A critical lamp in a dark world, Helen Watson White

Charles Brasch: Journals 1958-1973
Charles Brasch, selected by Peter Simpson
Otago University Press, $60.00,
ISBN 9781988531144 

“How many existences one leads at once,” wrote Dunedin poet, critic, patron and Landfall editor Charles Brasch in 1958: 

I am here with LF work & household chores … I am haunted by the state of the world – the Near East, nuclear tests, the fear of war; I live through Dr Zhivago & its world; Rodney’s & Douglas’s worlds & those of other friends, & Emily [Forsyth]’s, & the de Beers at Raasay now; & Andrew who has gone to Adelaide is with me constantly; & as I prepare to go to Chch tomorrow Pearl draws near, & Harry & Margaret (whose house at Clifton, 31 Tuawera Terrace, has at last been sold, to their immense relief, although it doesn’t pay off all their debts; & J[ames Bertram] will be in Chch at the weekend; Kate, Tim, Penny [Thompson]; & I must see Ruth France … the list goes on & on. And my own life winds through all these in its own way. 

This wide-ranging paragraph is typical of Brasch’s journals, the third volume of which is now out from Otago University Press, who produced the other two – in the same handsome hardback format – in 2013 and 2017. Introduction and notes are again by Peter Simpson, who edited the second volume, using Margaret Scott’s transcriptions of the Hocken-held manuscripts that are the basis of all three. 

While Brasch’s perceptions of a threatened world give a dark quality to his commentary, his usual mode is a mixture of joy and concern.
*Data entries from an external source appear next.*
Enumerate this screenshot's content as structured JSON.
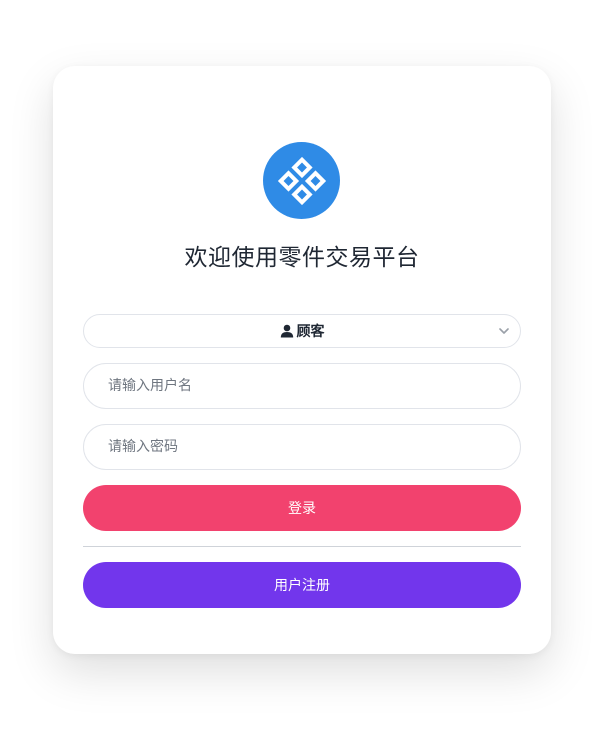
{
  "platform": {
    "title": "欢迎使用零件交易平台",
    "logo_icon": "diamond-grid-logo",
    "logo_color": "#2f8be6"
  },
  "role_select": {
    "icon": "user-icon",
    "selected": "顾客"
  },
  "form": {
    "username_placeholder": "请输入用户名",
    "password_placeholder": "请输入密码"
  },
  "actions": {
    "login_label": "登录",
    "login_color": "#f2426e",
    "register_label": "用户注册",
    "register_color": "#7236ec"
  }
}
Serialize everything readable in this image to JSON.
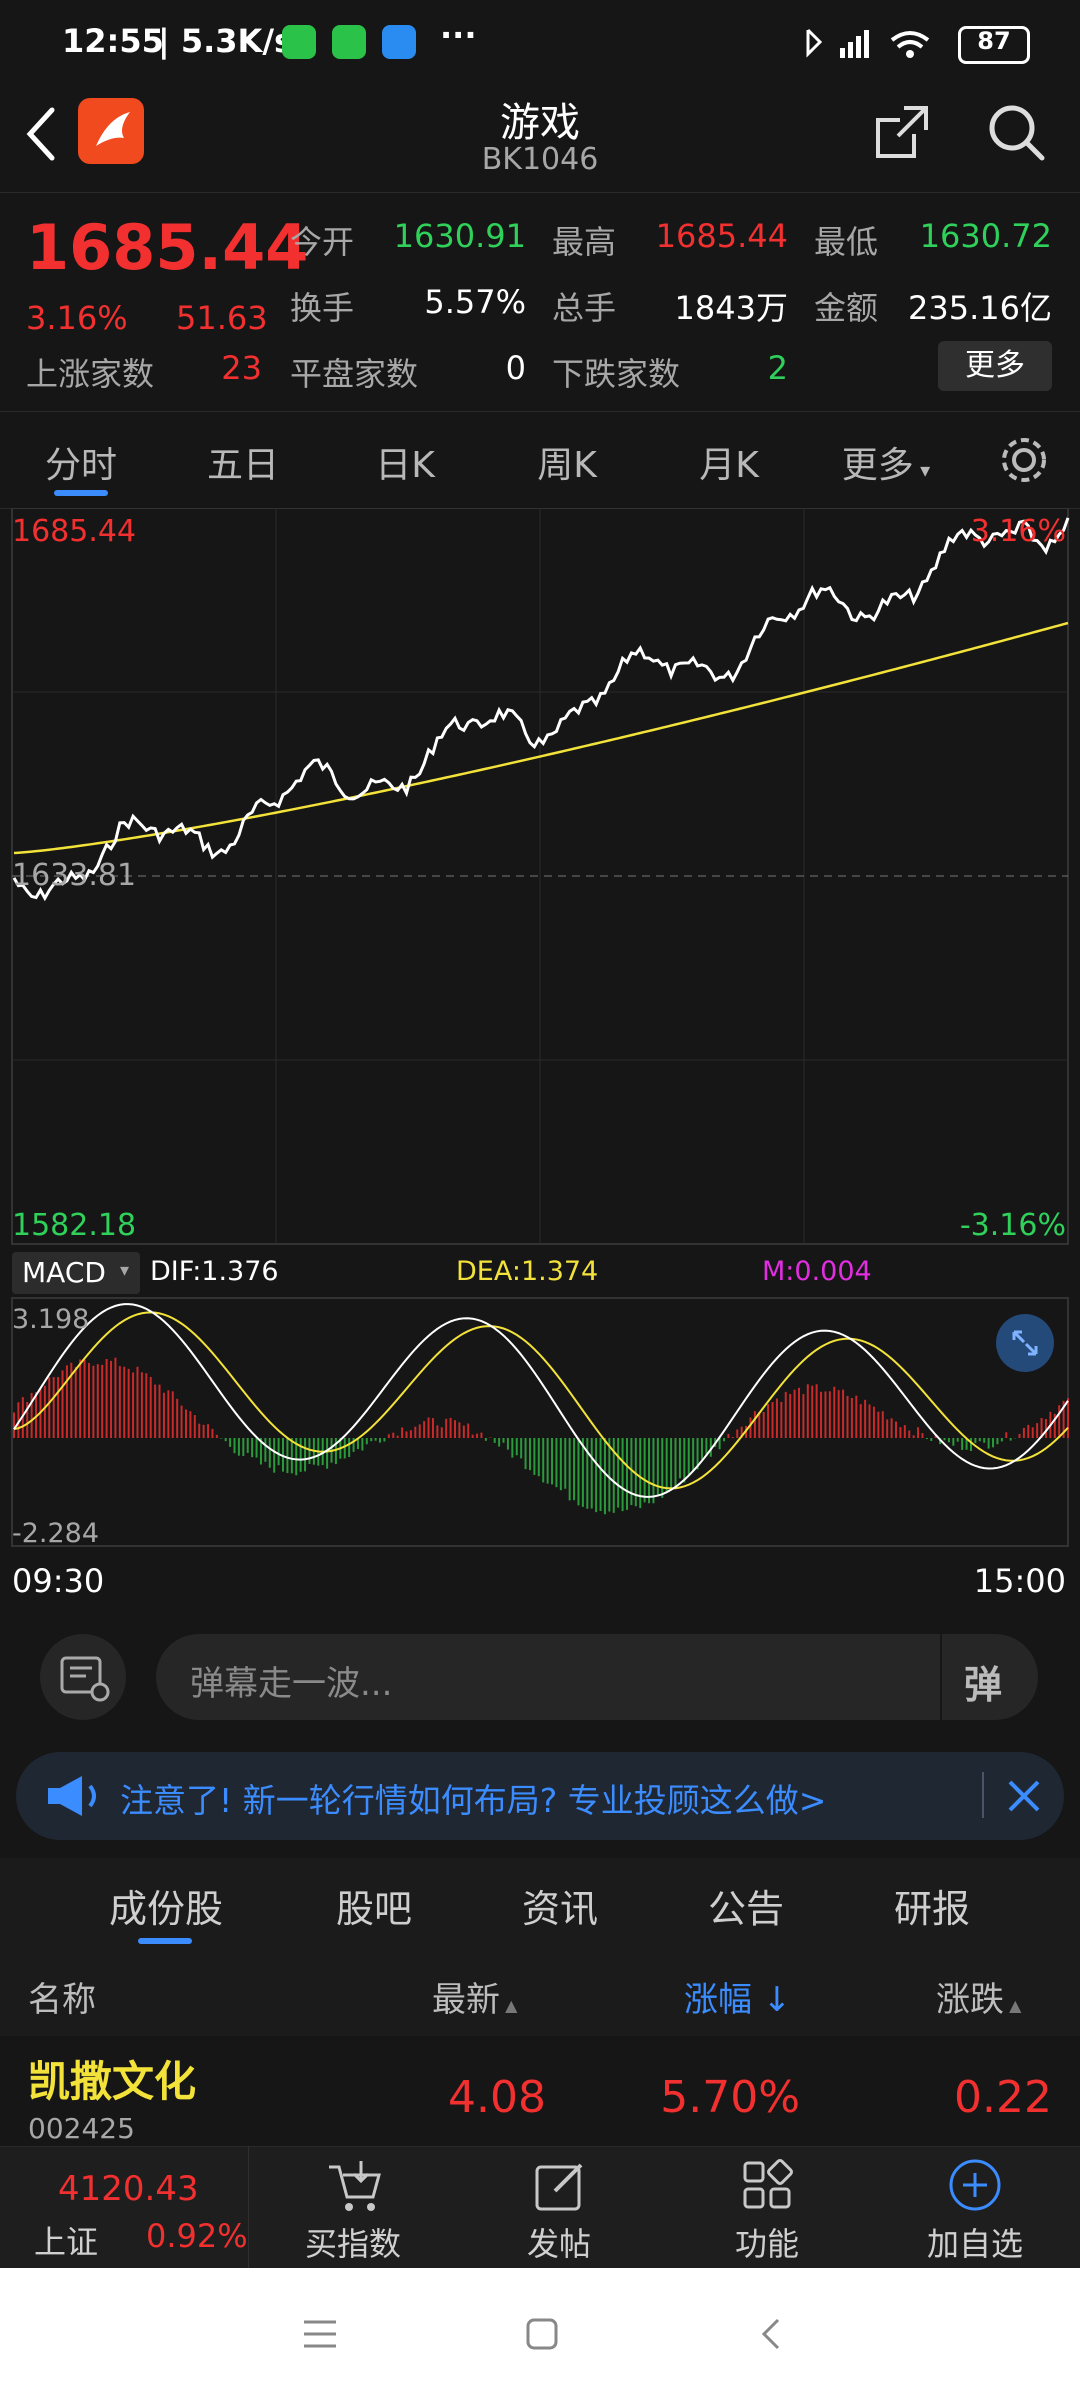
{
  "status_bar": {
    "time": "12:55",
    "speed": "| 5.3K/s",
    "more": "···",
    "battery": "87"
  },
  "header": {
    "title": "游戏",
    "code": "BK1046"
  },
  "quote": {
    "price": "1685.44",
    "change_pct": "3.16%",
    "change": "51.63",
    "open_label": "今开",
    "open": "1630.91",
    "high_label": "最高",
    "high": "1685.44",
    "low_label": "最低",
    "low": "1630.72",
    "turnover_label": "换手",
    "turnover": "5.57%",
    "volume_label": "总手",
    "volume": "1843万",
    "amount_label": "金额",
    "amount": "235.16亿",
    "up_label": "上涨家数",
    "up": "23",
    "flat_label": "平盘家数",
    "flat": "0",
    "down_label": "下跌家数",
    "down": "2",
    "more_button": "更多"
  },
  "period_tabs": [
    "分时",
    "五日",
    "日K",
    "周K",
    "月K",
    "更多"
  ],
  "chart": {
    "y_top": "1685.44",
    "y_top_pct": "3.16%",
    "y_mid": "1633.81",
    "y_bottom": "1582.18",
    "y_bottom_pct": "-3.16%",
    "x_start": "09:30",
    "x_end": "15:00",
    "indicator": "MACD",
    "dif": "DIF:1.376",
    "dea": "DEA:1.374",
    "m": "M:0.004",
    "macd_top": "3.198",
    "macd_bottom": "-2.284",
    "colors": {
      "price": "#ffffff",
      "avg": "#f2e23a",
      "up": "#c92a2a",
      "down": "#2a9a3a"
    }
  },
  "danmu": {
    "placeholder": "弹幕走一波...",
    "send_label": "弹"
  },
  "notice": {
    "text": "注意了! 新一轮行情如何布局? 专业投顾这么做>"
  },
  "sub_tabs": [
    "成份股",
    "股吧",
    "资讯",
    "公告",
    "研报"
  ],
  "table": {
    "col_name": "名称",
    "col_latest": "最新",
    "col_pct": "涨幅",
    "col_change": "涨跌",
    "rows": [
      {
        "name": "凯撒文化",
        "code": "002425",
        "latest": "4.08",
        "pct": "5.70%",
        "change": "0.22"
      }
    ]
  },
  "bottom_bar": {
    "index_value": "4120.43",
    "index_name": "上证",
    "index_pct": "0.92%",
    "items": [
      "买指数",
      "发帖",
      "功能",
      "加自选"
    ]
  }
}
Central to the diaries are the many intimate friendships he made: listed above are art-loving companion Rodney Kennedy, composer Douglas Lilburn and novelist Ruth France, Brasch’s new love Andrew Packard, his former love Harry Scott and Harry’s wife Margaret, plus Margaret’s mother Pearl Bennett, and James Bertram, fellow-poet and lifelong friend. Family members mentioned are his maternal (Fels/Hallenstein) aunts Emily Forsyth and Kate Thompson, Kate’s son Tim and granddaughter Penny, plus the London-based de Beer family (also descended from the Hallensteins), currently visiting the Hebrides. 

It would be impossible to navigate one’s way around this extraordinary set of familial and other relationships without the help of the Hallenstein family tree, expanded from Brasch’s posthumously published memoir, Indirections (1980), Simpson’s copious notes, the chronologies prefacing each volume, and the list of biographies of people Brasch alludes to, living and dead: 289 personages described in the first volume, 415 in the second and 155 in the third, most of them authors and artists Brasch knew well.

Although it often seems so, Brasch (like the art-collecting de Beers) did not spend all his time travelling; but he was always doing that same navigation himself, apportioning fair amounts of attention to different individuals and sections of his family and society. What of the route, or destination, he calls his “own life”?

Founding and editing the literary quarterly Landfall, while it may now be considered his greatest achievement, does not seem to have been Brasch’s main aim, his life work. Indeed, in this last volume of diaries, he talks about ending his association with Landfall long before he actually did. In the period of nearly 20 years (1947-1966) in which he personally produced nearly 80 issues, other things occupied him more.

The conflation of “LF work & household chores” is interesting. Here is someone who doesn’t have to work for a living, yet must meet printing deadlines – and frequently also has people (this time, Bill Oliver) to stay, as he in turn stays with them on his national and international travels. Along with maintaining key friendships, there’s a daily mix of physical, emotional and intellectual labour. The process of editorial evaluation means mentoring writers who have made submissions, especially the young. There are also organising, tidying and proof-reading “chores”, which are not unlike housework, only done with words. 

All these kinds of work – a multitude of small unseen things – are extra to what he considers his main vocation: to write good poems. Furthermore, the continual assessment of other people, in conversations with writers and artists, encourages him to turn the critical lamp upon himself – far more often than I expected. Along with agonising self-doubt comes an awareness of mortality that I did not expect at all. After the “many existences” passage and a hiatus marking one of Simpson’s many cuts, the diarist continues on 17 August 1958: “I’m not ready to die yet … But I am being prepared, very slowly, for death.”

Just as Brasch is “haunted by the state of the world”, the rest of the volume continues this groundnote, which sounds even under ecstatic descriptions of tramping in the mountains, of the “freesia-sweet air of early morning” or of wildflowers at Delphi, “poppies of the most intense deep red I’ve ever seen.”

The insights and experiences on these pages – 687 in all – present a rich, complex gift that is difficult to measure. This man worked hard for us – and not only at writing poetry.

 

Helen Watson White is a Dunedin writer, critic and photographer.